What Happens: Not much else is going on, so the gang decides to play CHARDEE MACDENNIS: THE GAME OF GAMES, a homemade drinking/board game featuring three levels — Level One (Mind): Trivia, Puzzles, and Artistry; Level Two (Body): Physical Challenge, Pain, and Endurance; and Level Three (Spirit): Emotional Battery and Public Humiliation. Level Two is where the sports moment comes in, as Dennis must hold his hand on the center of a dart board and not flinch while people throw darts at him. He succeeds, in a chilling moment of in-the-zone dedication.

Also kind of a sports moment: The Grape Gobble, a real-life attempt to recreate Hungry Hungry Hippos with grapes. Charlie’s great at it (Hungry Hungry Hippos is his favorite game) but swallows what he picks up, so nobody can tell how many he got.

Key line: Question: “Denis is asshole. Y Charlee hat?” Answer: “Becauze Denis is a bastardt man.”

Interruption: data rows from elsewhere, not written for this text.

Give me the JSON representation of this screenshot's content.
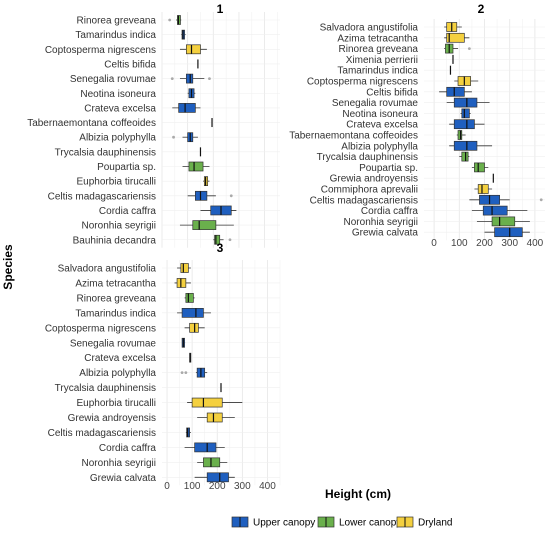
{
  "chart_data": {
    "type": "boxplot",
    "xlabel": "Height (cm)",
    "ylabel": "Species",
    "colors": {
      "Upper canopy": "#1f5fbf",
      "Lower canopy": "#6ab04c",
      "Dryland": "#f4d03f"
    },
    "legend": {
      "position": "bottom",
      "items": [
        "Upper canopy",
        "Lower canopy",
        "Dryland"
      ]
    },
    "grid": true,
    "panels": [
      {
        "title": "1",
        "xlim": [
          0,
          460
        ],
        "ticks": [],
        "species": [
          {
            "name": "Rinorea greveana",
            "group": "Lower canopy",
            "min": 55,
            "q1": 60,
            "median": 64,
            "q3": 72,
            "max": 75,
            "outliers": [
              30
            ]
          },
          {
            "name": "Tamarindus indica",
            "group": "Upper canopy",
            "min": 75,
            "q1": 78,
            "median": 82,
            "q3": 88,
            "max": 92,
            "outliers": []
          },
          {
            "name": "Coptosperma nigrescens",
            "group": "Dryland",
            "min": 70,
            "q1": 95,
            "median": 115,
            "q3": 150,
            "max": 175,
            "outliers": []
          },
          {
            "name": "Celtis bifida",
            "group": "Upper canopy",
            "min": 140,
            "q1": 140,
            "median": 140,
            "q3": 140,
            "max": 140,
            "outliers": []
          },
          {
            "name": "Senegalia rovumae",
            "group": "Upper canopy",
            "min": 70,
            "q1": 95,
            "median": 110,
            "q3": 120,
            "max": 165,
            "outliers": [
              40,
              185
            ]
          },
          {
            "name": "Neotina isoneura",
            "group": "Upper canopy",
            "min": 100,
            "q1": 105,
            "median": 115,
            "q3": 125,
            "max": 130,
            "outliers": []
          },
          {
            "name": "Crateva excelsa",
            "group": "Upper canopy",
            "min": 40,
            "q1": 65,
            "median": 90,
            "q3": 130,
            "max": 150,
            "outliers": []
          },
          {
            "name": "Tabernaemontana coffeoides",
            "group": "Upper canopy",
            "min": 195,
            "q1": 195,
            "median": 195,
            "q3": 195,
            "max": 195,
            "outliers": []
          },
          {
            "name": "Albizia polyphylla",
            "group": "Upper canopy",
            "min": 80,
            "q1": 100,
            "median": 110,
            "q3": 120,
            "max": 140,
            "outliers": [
              45
            ]
          },
          {
            "name": "Trycalsia dauphinensis",
            "group": "Upper canopy",
            "min": 150,
            "q1": 150,
            "median": 150,
            "q3": 150,
            "max": 150,
            "outliers": []
          },
          {
            "name": "Poupartia sp.",
            "group": "Lower canopy",
            "min": 80,
            "q1": 105,
            "median": 125,
            "q3": 160,
            "max": 185,
            "outliers": []
          },
          {
            "name": "Euphorbia tirucalli",
            "group": "Dryland",
            "min": 160,
            "q1": 165,
            "median": 170,
            "q3": 178,
            "max": 185,
            "outliers": []
          },
          {
            "name": "Celtis madagascariensis",
            "group": "Upper canopy",
            "min": 100,
            "q1": 130,
            "median": 150,
            "q3": 175,
            "max": 210,
            "outliers": [
              270
            ]
          },
          {
            "name": "Cordia caffra",
            "group": "Upper canopy",
            "min": 150,
            "q1": 190,
            "median": 230,
            "q3": 270,
            "max": 290,
            "outliers": []
          },
          {
            "name": "Noronhia seyrigii",
            "group": "Lower canopy",
            "min": 70,
            "q1": 120,
            "median": 145,
            "q3": 210,
            "max": 280,
            "outliers": []
          },
          {
            "name": "Bauhinia decandra",
            "group": "Lower canopy",
            "min": 200,
            "q1": 205,
            "median": 210,
            "q3": 225,
            "max": 240,
            "outliers": [
              265
            ]
          }
        ]
      },
      {
        "title": "2",
        "xlim": [
          -40,
          440
        ],
        "ticks": [
          0,
          100,
          200,
          300,
          400
        ],
        "species": [
          {
            "name": "Salvadora angustifolia",
            "group": "Dryland",
            "min": 40,
            "q1": 50,
            "median": 70,
            "q3": 90,
            "max": 110,
            "outliers": []
          },
          {
            "name": "Azima tetracantha",
            "group": "Dryland",
            "min": 40,
            "q1": 50,
            "median": 60,
            "q3": 120,
            "max": 140,
            "outliers": []
          },
          {
            "name": "Rinorea greveana",
            "group": "Lower canopy",
            "min": 40,
            "q1": 45,
            "median": 60,
            "q3": 75,
            "max": 95,
            "outliers": [
              140
            ]
          },
          {
            "name": "Ximenia perrierii",
            "group": "Upper canopy",
            "min": 75,
            "q1": 75,
            "median": 75,
            "q3": 75,
            "max": 75,
            "outliers": []
          },
          {
            "name": "Tamarindus indica",
            "group": "Upper canopy",
            "min": 65,
            "q1": 65,
            "median": 65,
            "q3": 65,
            "max": 65,
            "outliers": []
          },
          {
            "name": "Coptosperma nigrescens",
            "group": "Dryland",
            "min": 80,
            "q1": 95,
            "median": 120,
            "q3": 145,
            "max": 175,
            "outliers": []
          },
          {
            "name": "Celtis bifida",
            "group": "Upper canopy",
            "min": 20,
            "q1": 50,
            "median": 80,
            "q3": 120,
            "max": 150,
            "outliers": []
          },
          {
            "name": "Senegalia rovumae",
            "group": "Upper canopy",
            "min": 50,
            "q1": 80,
            "median": 130,
            "q3": 170,
            "max": 220,
            "outliers": []
          },
          {
            "name": "Neotina isoneura",
            "group": "Upper canopy",
            "min": 105,
            "q1": 110,
            "median": 120,
            "q3": 140,
            "max": 145,
            "outliers": []
          },
          {
            "name": "Crateva excelsa",
            "group": "Upper canopy",
            "min": 60,
            "q1": 80,
            "median": 130,
            "q3": 160,
            "max": 200,
            "outliers": []
          },
          {
            "name": "Tabernaemontana coffeoides",
            "group": "Lower canopy",
            "min": 90,
            "q1": 95,
            "median": 105,
            "q3": 110,
            "max": 125,
            "outliers": []
          },
          {
            "name": "Albizia polyphylla",
            "group": "Upper canopy",
            "min": 60,
            "q1": 80,
            "median": 130,
            "q3": 170,
            "max": 230,
            "outliers": []
          },
          {
            "name": "Trycalsia dauphinensis",
            "group": "Lower canopy",
            "min": 100,
            "q1": 110,
            "median": 125,
            "q3": 135,
            "max": 140,
            "outliers": []
          },
          {
            "name": "Poupartia sp.",
            "group": "Lower canopy",
            "min": 150,
            "q1": 160,
            "median": 175,
            "q3": 200,
            "max": 215,
            "outliers": []
          },
          {
            "name": "Grewia androyensis",
            "group": "Upper canopy",
            "min": 235,
            "q1": 235,
            "median": 235,
            "q3": 235,
            "max": 235,
            "outliers": []
          },
          {
            "name": "Commiphora aprevalii",
            "group": "Dryland",
            "min": 160,
            "q1": 175,
            "median": 190,
            "q3": 215,
            "max": 230,
            "outliers": []
          },
          {
            "name": "Celtis madagascariensis",
            "group": "Upper canopy",
            "min": 140,
            "q1": 180,
            "median": 220,
            "q3": 260,
            "max": 300,
            "outliers": [
              425
            ]
          },
          {
            "name": "Cordia caffra",
            "group": "Upper canopy",
            "min": 150,
            "q1": 195,
            "median": 230,
            "q3": 290,
            "max": 370,
            "outliers": []
          },
          {
            "name": "Noronhia seyrigii",
            "group": "Lower canopy",
            "min": 170,
            "q1": 230,
            "median": 260,
            "q3": 320,
            "max": 380,
            "outliers": []
          },
          {
            "name": "Grewia calvata",
            "group": "Upper canopy",
            "min": 200,
            "q1": 240,
            "median": 300,
            "q3": 350,
            "max": 380,
            "outliers": []
          }
        ]
      },
      {
        "title": "3",
        "xlim": [
          -20,
          450
        ],
        "ticks": [
          0,
          100,
          200,
          300,
          400
        ],
        "species": [
          {
            "name": "Salvadora angustifolia",
            "group": "Dryland",
            "min": 40,
            "q1": 55,
            "median": 65,
            "q3": 85,
            "max": 95,
            "outliers": []
          },
          {
            "name": "Azima tetracantha",
            "group": "Dryland",
            "min": 30,
            "q1": 40,
            "median": 55,
            "q3": 75,
            "max": 95,
            "outliers": []
          },
          {
            "name": "Rinorea greveana",
            "group": "Lower canopy",
            "min": 70,
            "q1": 75,
            "median": 85,
            "q3": 105,
            "max": 110,
            "outliers": []
          },
          {
            "name": "Tamarindus indica",
            "group": "Upper canopy",
            "min": 40,
            "q1": 60,
            "median": 115,
            "q3": 145,
            "max": 175,
            "outliers": []
          },
          {
            "name": "Coptosperma nigrescens",
            "group": "Dryland",
            "min": 70,
            "q1": 90,
            "median": 110,
            "q3": 125,
            "max": 150,
            "outliers": []
          },
          {
            "name": "Senegalia rovumae",
            "group": "Upper canopy",
            "min": 60,
            "q1": 60,
            "median": 65,
            "q3": 70,
            "max": 72,
            "outliers": []
          },
          {
            "name": "Crateva excelsa",
            "group": "Upper canopy",
            "min": 90,
            "q1": 90,
            "median": 92,
            "q3": 95,
            "max": 95,
            "outliers": []
          },
          {
            "name": "Albizia polyphylla",
            "group": "Upper canopy",
            "min": 115,
            "q1": 120,
            "median": 135,
            "q3": 150,
            "max": 160,
            "outliers": [
              60,
              75
            ]
          },
          {
            "name": "Trycalsia dauphinensis",
            "group": "Upper canopy",
            "min": 215,
            "q1": 215,
            "median": 215,
            "q3": 215,
            "max": 215,
            "outliers": []
          },
          {
            "name": "Euphorbia tirucalli",
            "group": "Dryland",
            "min": 80,
            "q1": 100,
            "median": 145,
            "q3": 220,
            "max": 300,
            "outliers": []
          },
          {
            "name": "Grewia androyensis",
            "group": "Dryland",
            "min": 120,
            "q1": 160,
            "median": 185,
            "q3": 220,
            "max": 270,
            "outliers": []
          },
          {
            "name": "Celtis madagascariensis",
            "group": "Upper canopy",
            "min": 75,
            "q1": 78,
            "median": 82,
            "q3": 90,
            "max": 95,
            "outliers": []
          },
          {
            "name": "Cordia caffra",
            "group": "Upper canopy",
            "min": 70,
            "q1": 110,
            "median": 160,
            "q3": 195,
            "max": 230,
            "outliers": []
          },
          {
            "name": "Noronhia seyrigii",
            "group": "Lower canopy",
            "min": 120,
            "q1": 145,
            "median": 175,
            "q3": 210,
            "max": 240,
            "outliers": []
          },
          {
            "name": "Grewia calvata",
            "group": "Upper canopy",
            "min": 110,
            "q1": 160,
            "median": 210,
            "q3": 245,
            "max": 270,
            "outliers": []
          }
        ]
      }
    ]
  }
}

This is one of my favorite episodes, based solely on the concept of how absurd sports and games would be if people like The Gang were put in charge of them. Instead of having fun with friends and family, you’d get a Go To Jail card and have to cram yourself into a dog kennel until you can eat the ingredients of a cake. It’s hard to write something like you’re an alcoholic weirdo AND a brain-damaged child, but they managed to do it.

It also features one of the most spectacularly dark conversations they’ve ever had:

“Save it, Frank. There’s no way we can beat them, okay? They are tailor-made for Level Three. Last time we played, Dee got “Emotional Battery”. We berated that bitch for, like, two straight hours!..”

“I mean, really personal stuff …”

“Way over the line!”

“The kind of stuff that cuts you to the core, you know?”

“She held it together without a single tear.”

“Dude, when her two minutes were out, she cried for a month straight. Every day, crying all day long. It was … depressing.”

“Yeah, it was really sad. She talked about taking too many pills…”

“I think she tried to kill herself.”

“She did, she did. I saw it, but I didn’t tell you about it.”

If nothing else sums up sports in the ‘It’s Always Sunny’ world, it’s that.